Fruits and vegetables contain many important nutrients. They are considered particularly health-promoting.
Better Health: Fruits and Veggies
Vitamins and minerals
People cannot live without vitamins and minerals. They are necessary for the building of cells, blood cells, bones, teeth. And they perform important tasks in metabolism and in the interaction of nerves and muscles. Vitamin A, for example, is important for eyesight, vitamin D for calcium absorption and healthy bones.
Because the human organism cannot produce vitamins and minerals itself, they must be ingested through food – especially vegetables and fruits that are rich in vitamins and minerals.
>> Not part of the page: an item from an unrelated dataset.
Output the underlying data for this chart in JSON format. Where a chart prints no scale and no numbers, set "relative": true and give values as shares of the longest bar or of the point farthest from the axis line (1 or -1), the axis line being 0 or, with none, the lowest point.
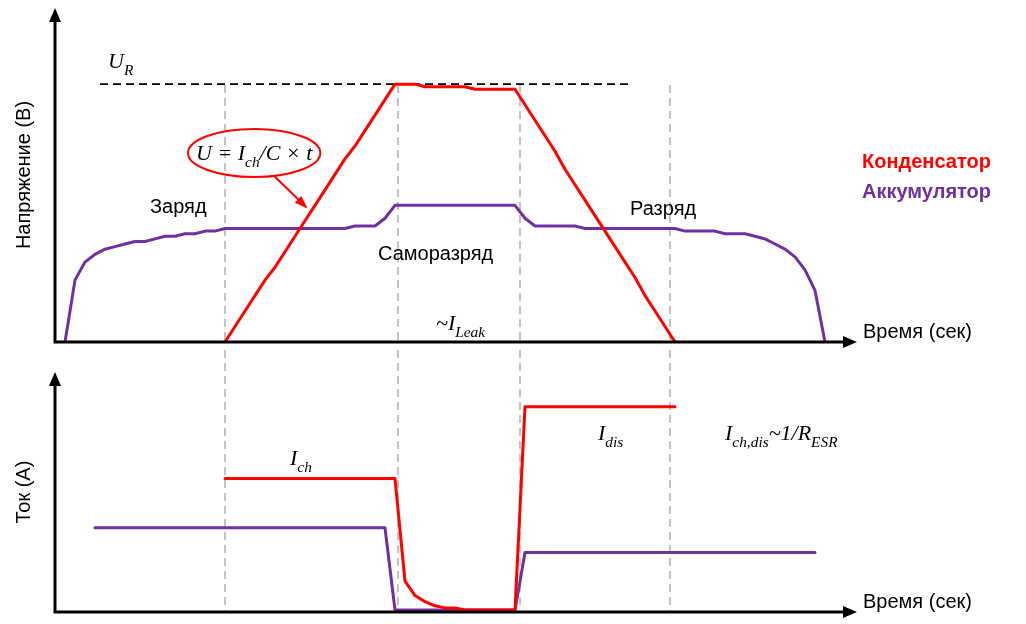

Dietary fiber is almost exclusively found in plant-based foods. The plant fibers are not or only partially digested by humans. High-fiber foods cause a long satiety effect and thus make it easier to maintain or reduce body weight. In addition, they stimulate intestinal activity and thereby promote digestion. Symptoms such as constipation, hemorrhoids and diverticulosis can be prevented in this way.
In addition, high fiber intake lowers the cholesterol concentration in the blood and has a beneficial effect on blood sugar levels. A high intake of fiber can help reduce the risk of obesity, high blood pressure, heart attack, type 2 diabetes mellitus, colorectal cancer and fat metabolism disorders. The German Nutrition Society therefore recommends 30 grams of fiber per day as a minium for adolescents and adults.
Secondary plant substances
Fruits and vegetables are colorful, they taste and smell good. The so-called secondary plant substances contribute to this. Only in recent years have scientists recognized their anti-inflammatory and antibacterial effects. They are also likely to lower your risk of cardiovascular and certain cancers.
Around a hundred thousand phytochemicals are known, including polyphenols. Of course, polyphenols are present in plants. They are not vital nutrients, but they have antioxidant properties. Since polyphenols are not an absolutely necessary part of our diet and their health benefits are still being discussed, there are currently no official recommendations on how much of them should be eaten daily. Only for olive oil (contains hydroxytyrosol, a polyphenol) is the claim that it helps to protect blood lipids from oxidative stress. This beneficial effect is obtained by consuming about two tablespoons of olive oil (20 g) a day.
Be careful with raw sprouts and seedlings
Fresh sprouts and seedlings are high in fiber, provide vitamins and protein. They are particularly popular as an ingredient in salads. However, they can be contaminated with bacteria. Eating sprouts and seedlings raw is therefore not fully recommended, according to the Bavarian Consumer Center. “It is possible that the seeds are already contaminated in the countries of origin. Germs can also grow during production and storage, ”explains Sabine Hülsmann from the Bavarian VZ.
To reduce the germ load, you should wash raw sprouts thoroughly before consumption and use them up quickly. They can be kept in the refrigerator for a day or two. People with weak immune systems (pregnant women, children, and seniors) must stay away from eating raw sprouts. Thorough heating, however, safely kills bacteria. Basically, sprouts of legumes must be blanched in boiling water in order to inactivate unwanted plant substances.
How much fruit and vegetables do Germans eat and how much should they eat?
The actual consumption of fruit and vegetables per head and year is on average 200 kg. The DGE recommends eating 237 kg per year. At first glance, our consumption of fruit and vegetables doesn’t seem that bad.
But if we take a closer look, we have to find that of the 200 kg, 120 kg is fruit (60 percent) and only 90 kg is vegetables. The DGE recommends only 91 kg of fruit per person per year. The opposite is true for vegetables, 146 kg of vegetables are recommended.